Il me semblait en effet essentiel de mettre en lumière ce sujet, qui me paraît fondamental, et de donner la parole aux acteurs concernés, afin de présenter les analyses des uns et des autres.
Ce colloque prend la forme de deux tables rondes, réunissant des journalistes, des représentants des éditeurs et agences de presse, de Meta (anciennement Facebook), de Google, de la Commission européenne, du Parlement européen, de l’Autorité de la concurrence et de l’organisme allemand de gestion collective Corint Media. Il était en effet important d’avoir aussi une vision comparative des pratiques au niveau européen. Madame la ministre de la Culture conclura le colloque, en donnant la vision de l’exécutif.
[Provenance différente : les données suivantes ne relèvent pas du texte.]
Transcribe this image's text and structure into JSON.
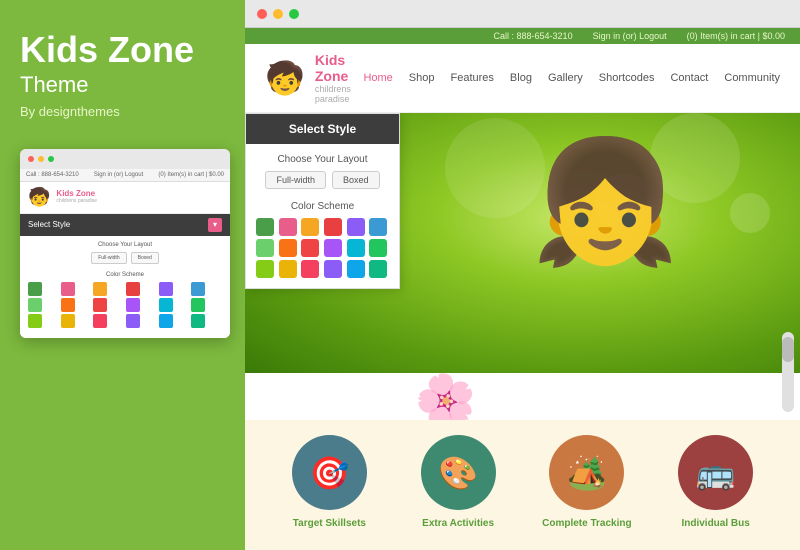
{
  "left": {
    "title": "Kids Zone",
    "subtitle": "Theme",
    "by": "By designthemes"
  },
  "mini_browser": {
    "dots": [
      "red",
      "yellow",
      "green"
    ],
    "topbar": {
      "call": "Call : 888-654-3210",
      "signin": "Sign in (or) Logout",
      "cart": "(0) Item(s) in cart | $0.00"
    },
    "logo_text": "Kids Zone",
    "logo_tagline": "childrens paradise",
    "select_style_label": "Select Style",
    "choose_layout": "Choose Your Layout",
    "layout_options": [
      "Full-width",
      "Boxed"
    ],
    "color_scheme": "Color Scheme",
    "colors": [
      "#4a9e4a",
      "#e85d8a",
      "#f5a623",
      "#e84040",
      "#8b5cf6",
      "#3b9ad4",
      "#6bcf6b",
      "#f97316",
      "#ef4444",
      "#a855f7",
      "#06b6d4",
      "#22c55e",
      "#84cc16",
      "#eab308",
      "#f43f5e",
      "#8b5cf6",
      "#0ea5e9",
      "#10b981"
    ]
  },
  "browser": {
    "dots": [
      "red",
      "yellow",
      "green"
    ]
  },
  "site": {
    "topbar": {
      "call": "Call : 888-654-3210",
      "signin": "Sign in (or) Logout",
      "cart": "(0) Item(s) in cart | $0.00"
    },
    "logo_text": "Kids Zone",
    "logo_tagline": "childrens paradise",
    "nav": [
      "Home",
      "Shop",
      "Features",
      "Blog",
      "Gallery",
      "Shortcodes",
      "Contact",
      "Community"
    ]
  },
  "popup": {
    "title": "Select Style",
    "layout_title": "Choose Your Layout",
    "layout_options": [
      "Full-width",
      "Boxed"
    ],
    "color_title": "Color Scheme",
    "colors": [
      "#4a9e4a",
      "#e85d8a",
      "#f5a623",
      "#e84040",
      "#8b5cf6",
      "#3b9ad4",
      "#6bcf6b",
      "#f97316",
      "#ef4444",
      "#a855f7",
      "#06b6d4",
      "#22c55e",
      "#84cc16",
      "#eab308",
      "#f43f5e",
      "#8b5cf6",
      "#0ea5e9",
      "#10b981"
    ]
  },
  "icons": [
    {
      "label": "Target Skillsets",
      "color": "#4a7c8c",
      "emoji": "🎯"
    },
    {
      "label": "Extra Activities",
      "color": "#3d8a70",
      "emoji": "🎨"
    },
    {
      "label": "Complete Tracking",
      "color": "#c87840",
      "emoji": "🏕️"
    },
    {
      "label": "Individual Bus",
      "color": "#9c4040",
      "emoji": "🚌"
    }
  ]
}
Le droit voisin représente un véritable enjeu démocratique, mettant en jeu le pluralisme de l’information, c’est-à-dire la pluralité et la variété des sources et des organes d’information.
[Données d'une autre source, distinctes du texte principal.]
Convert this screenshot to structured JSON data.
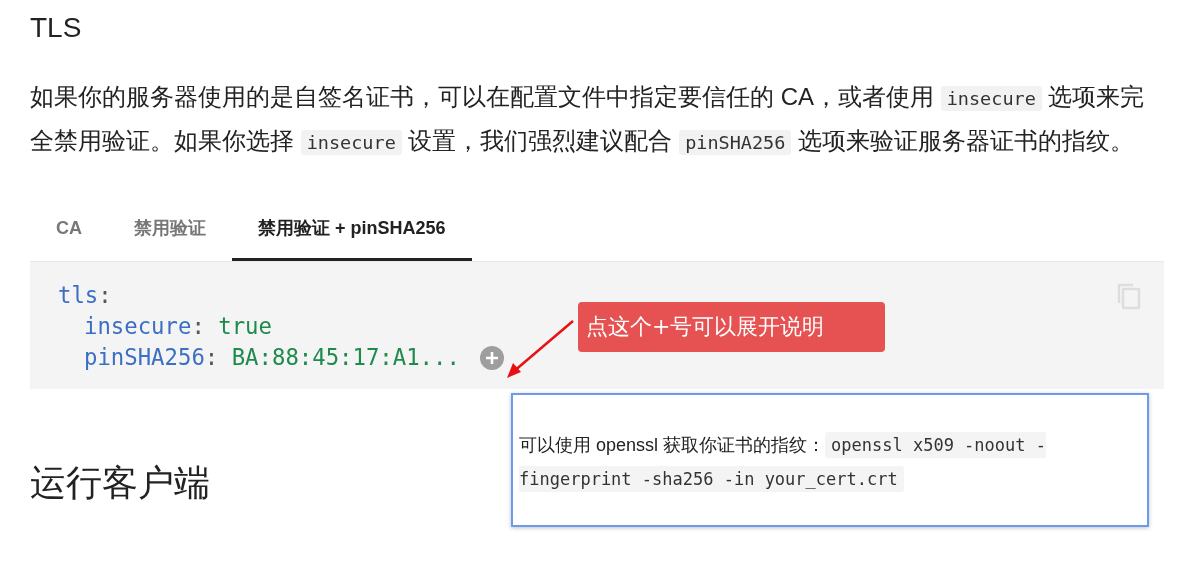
{
  "section_title": "TLS",
  "intro": [
    {
      "kind": "text",
      "text": "如果你的服务器使用的是自签名证书，可以在配置文件中指定要信任的 CA，或者使用 "
    },
    {
      "kind": "code",
      "text": "insecure"
    },
    {
      "kind": "text",
      "text": " 选项来完全禁用验证。如果你选择 "
    },
    {
      "kind": "code",
      "text": "insecure"
    },
    {
      "kind": "text",
      "text": " 设置，我们强烈建议配合 "
    },
    {
      "kind": "code",
      "text": "pinSHA256"
    },
    {
      "kind": "text",
      "text": " 选项来验证服务器证书的指纹。"
    }
  ],
  "tabs": [
    {
      "label": "CA",
      "selected": false
    },
    {
      "label": "禁用验证",
      "selected": false
    },
    {
      "label": "禁用验证 + pinSHA256",
      "selected": true
    }
  ],
  "code": [
    {
      "key": "tls",
      "punct": ":",
      "children": [
        {
          "key": "insecure",
          "punct": ":",
          "value": "true"
        },
        {
          "key": "pinSHA256",
          "punct": ":",
          "value": "BA:88:45:17:A1...",
          "annotated": true
        }
      ]
    }
  ],
  "annotation": {
    "text": "点这个+号可以展开说明"
  },
  "popup": [
    {
      "kind": "text",
      "text": "可以使用 openssl 获取你证书的指纹："
    },
    {
      "kind": "code",
      "text": "openssl x509 -noout -fingerprint -sha256 -in your_cert.crt"
    }
  ],
  "next_heading": "运行客户端"
}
Le droit voisin est donc fondamental pour la liberté et la survie de la presse. Je sais que nos citoyens sont attachés à la presse, à sa liberté et à son indépendance. De même, l’Assemblée nationale, dans sa diversité politique, a exprimé à plusieurs reprises son soutien au secteur de la presse.
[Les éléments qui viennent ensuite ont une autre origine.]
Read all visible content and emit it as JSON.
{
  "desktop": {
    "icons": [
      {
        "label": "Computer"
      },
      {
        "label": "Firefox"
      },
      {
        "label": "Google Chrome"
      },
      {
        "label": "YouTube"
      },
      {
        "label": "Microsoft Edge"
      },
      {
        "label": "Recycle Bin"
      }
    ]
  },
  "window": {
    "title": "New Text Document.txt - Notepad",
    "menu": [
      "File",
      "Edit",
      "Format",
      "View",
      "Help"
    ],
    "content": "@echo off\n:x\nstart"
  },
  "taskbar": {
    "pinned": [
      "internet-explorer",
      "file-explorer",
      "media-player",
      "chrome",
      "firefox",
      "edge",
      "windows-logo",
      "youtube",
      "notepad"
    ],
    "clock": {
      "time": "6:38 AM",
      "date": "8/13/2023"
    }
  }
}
Le droit voisin, expression de prime abord peu compréhensible, est une innovation juridique visant à protéger la presse de l’utilisation non rémunérée du travail des journalistes, éditeurs et agences de presse par les plateformes numériques.
Cet outil juridique doit permettre de rééquilibrer économiquement un secteur bouleversé par le transfert massif des revenus publicitaires de la presse écrite vers les acteurs du numérique, et de compenser les investissements consentis par les éditeurs et les agences de presse.
Vous le savez, la presse est très durement touchée par la transition numérique. Entre 2006 et 2019, elle a vu en treize ans son chiffre d’affaires chuter de 11 à 6,2 milliards d’euros, soit – 43 %. Les recettes publicitaires de la presse imprimée sont tout spécialement attaquées, puisqu’elles sont passées de 5 milliards d’euros en 2000 à 2 milliards en 2020.
Le marché de la publicité s’est transféré sur internet, qui est passé de 1,4 à 4 milliards d’euros de recettes.
Or, ce transfert semble s’être opéré au profit de plusieurs plateformes captant la quasi-totalité des revenus publicitaires en ligne. Google et Facebook, à eux seuls, représenteraient 75 % du marché de la publicité en ligne.
La directive du 17 avril 2019 sur le droit d’auteur et les droits voisins dans le marché unique numérique a créé, au profit des éditeurs de presse, un droit voisin du droit d’auteur. L’article 15 de la directive a prévu que les éditeurs de publications de presse disposent du droit d’autoriser ou d’interdire la reproduction ou la mise à disposition du public de leurs publications par un service en ligne, et ce, pendant deux ans à compter du 1er janvier suivant la première publication de l’œuvre en question. Il doit permettre l’émergence, à travers une redevance ou une licence octroyée en échange de l’autorisation des éditeurs, de nouveaux revenus au profit des éditeurs.
La France a été le premier pays européen à transposer la directive. Issue d’une proposition de loi de notre collègue Patrick MIGNOLA, président du groupe MoDem, la loi du 24 juillet 2019 tendant à créer un droit voisin au profit des agences de presse et des éditeurs de presse a transposé l’article 15 de la directive, trois mois après sa publication.
À la date de la publication du rapport d’information de l’Assemblée nationale, c’est-à-dire le mois dernier, seuls neuf États membres avaient achevé le processus de transposition de la directive européenne.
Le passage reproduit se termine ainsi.